My old hens are still laying just fine but they are five years old now.  I couldn’t resist the local feed store chick sale this year.  Everyone, including me, pretty much expects that food will be very expensive this year.  So I’ve raised chickens most of my adult life.  Almost as long as I’ve been a gardener.  The eggs are a great source of protein granted but these guys are much more to me than just food. (Yes I confess I have been known put a mean rooster or two in the soup kettle.)  But they are my main rototilling, fertilizing, pest controllers.  I treat them with much kindness and respect and they love me just as much.

I just lost chicky a few months ago to old age.  She was a 13 year old americana that layed an egg a day until about three weeks before she went to chicken heaven.  A most remarkable hen indeed.  I highly recommend the breed for hardyness and dependabillity in production.  Plus I just love green eggs!

I always love to go out and see a variety of colors shapes and sizes in my flock so we always get other breeds as well.  So!  I’m down to 9 old hens and I sent my dear husband out to get the new chicks because I’m scheduled to work that day.  He brings home the baker’s dozen and off we go.  Mind you these guys need to be kept at 95 degrees for the first week and it’s still in the 20s at night here so we set them up in moms room (she’s visiting my sister for three months and hasn’t a clue I’m raising chickens in her bedroom) in a big cardboard box with a window screen over it and a light bulb to heat them.

Rule of thumb is drop the temp 5 degrees a week until they have enough feathers to keep themselves warm.  At 6 weeks they’re pretty safe.  Well they are approching 4 weeks now and my daughter (who thinks her dad is very tolerant of his wife’s hobbies) came in recently and made some allusion to the fact that things smelled better when grama was living in that room, so it’s time to get them hardened off and out the door.

It took me all day to finally get it right but long story short my half empty cold frame with the old greens in it turns out to be the perfect chicken nursery school.  I ended up stapling poly poultry netting around it to keep them in and their nurse Bonnie out.  After a few hours everyone was safely separated and confined.  All they need in their new daytime home is water and a thermometer and the earth provides the rest.

Our 11 yr old border collie Bonnie’s first livestock charge was a batch of baby chicks when she was only 5 months old.  She takes her job very seriously and rightly so.  Our barn cat Latimer would love nothing more than chicken tenders for lunch.  This also provides her opportunity to train the new kid Maisie in proper chicken guarding and herding tecniques.

Although they still must come in at night, they will soon be ready to venture out into the new chicken tractor that my adorably sweet husband is now working on for me.  And so goes the saga of Grama Pam’s Garden.  Since a picture is worth a thousand words and I don’t really know how to type my darling husband saved me with his camera today.  Enjoy!

[flickrset id=“72157616351738727” thumbnail=“square” overlay=“true” size=“large”]

To be continued…...............................

Daffodil Planter Says:
Apr 8th, 2009 at 12:10 pm

Cute!
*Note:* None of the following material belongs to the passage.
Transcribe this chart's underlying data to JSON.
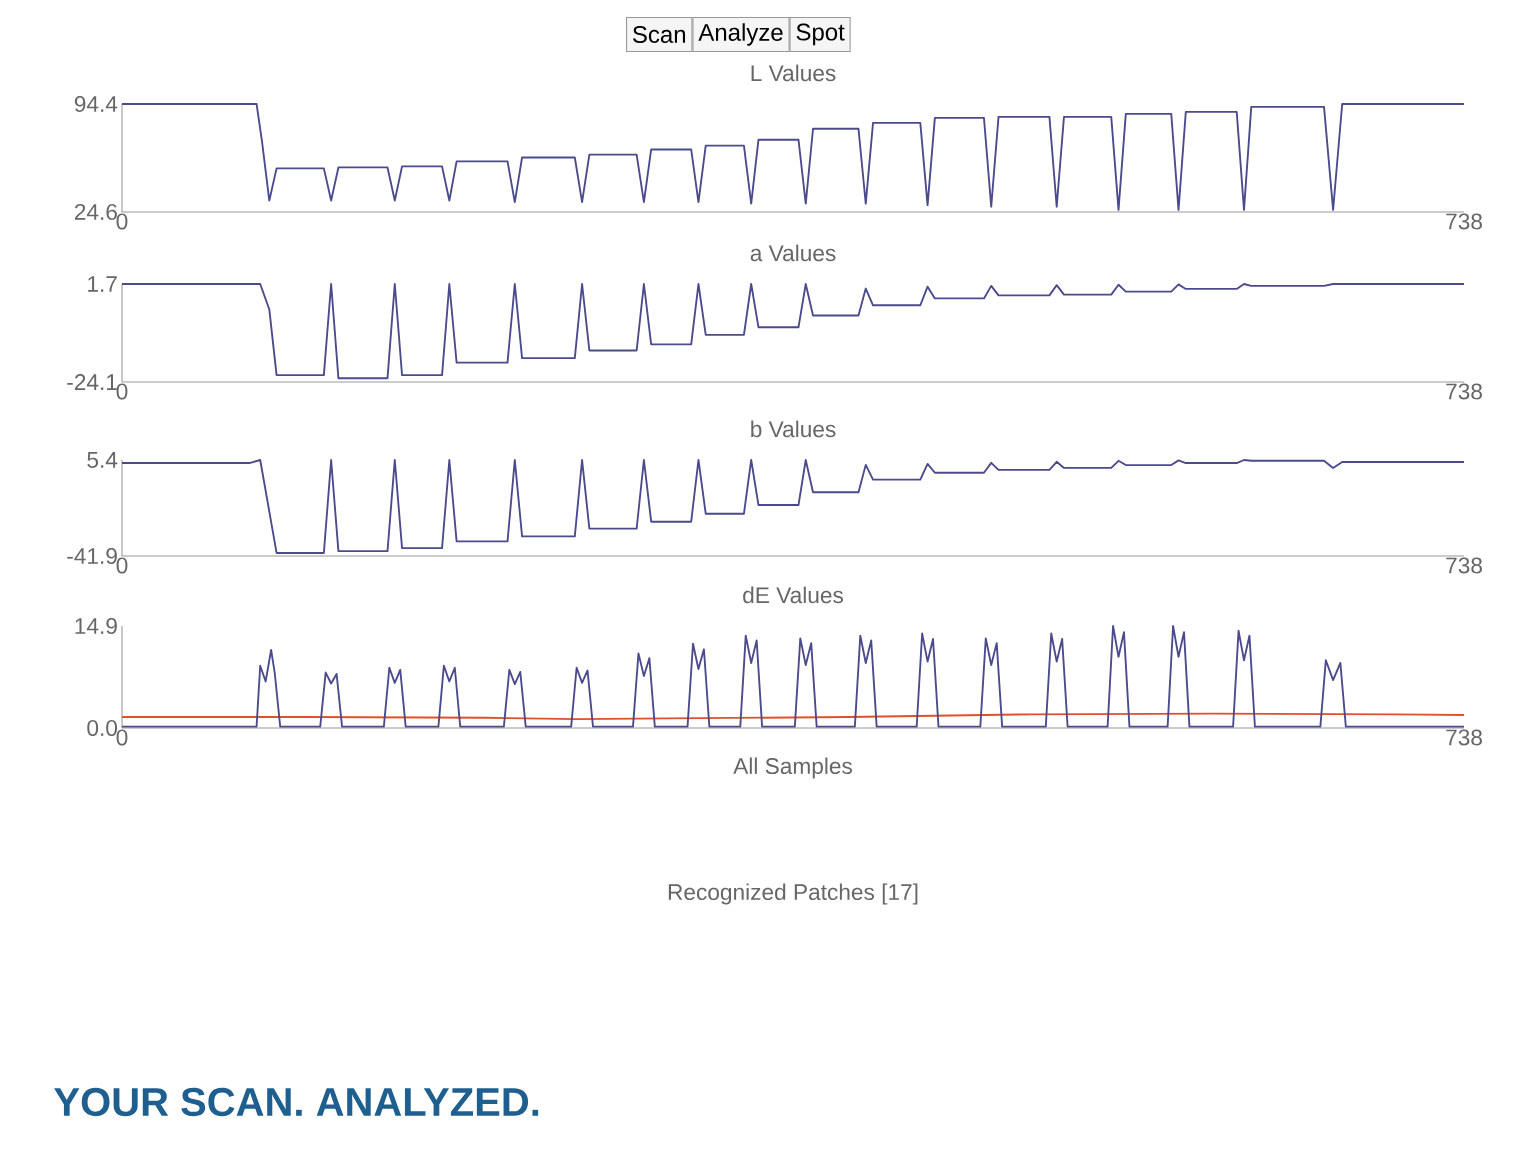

Are these new chicks Americanas as well or did you try another breed?

Grama Pam Says:
Apr 13th, 2009 at 7:52 pm

There are 3 Americanas 2 buff orpington

Grama Pam Says:
Apr 13th, 2009 at 8:05 pm

Sorry I’m not much of a blogger.  As I was saying There are 3 Americanas 2 buff orpingtons 2 reds 2 blacks of some sort a white plymouth rock a white deleware. and 2 ?.  Should be fun!

Last call for Potatoes | Organic Gardening & F Says:
Apr 15th, 2009 at 2:45 pm

[...] tuned for the 2009 Chicken Watch [...]

Daffodil Planter Says:
Apr 16th, 2009 at 10:36 am

What a varied and pretty flock you will have!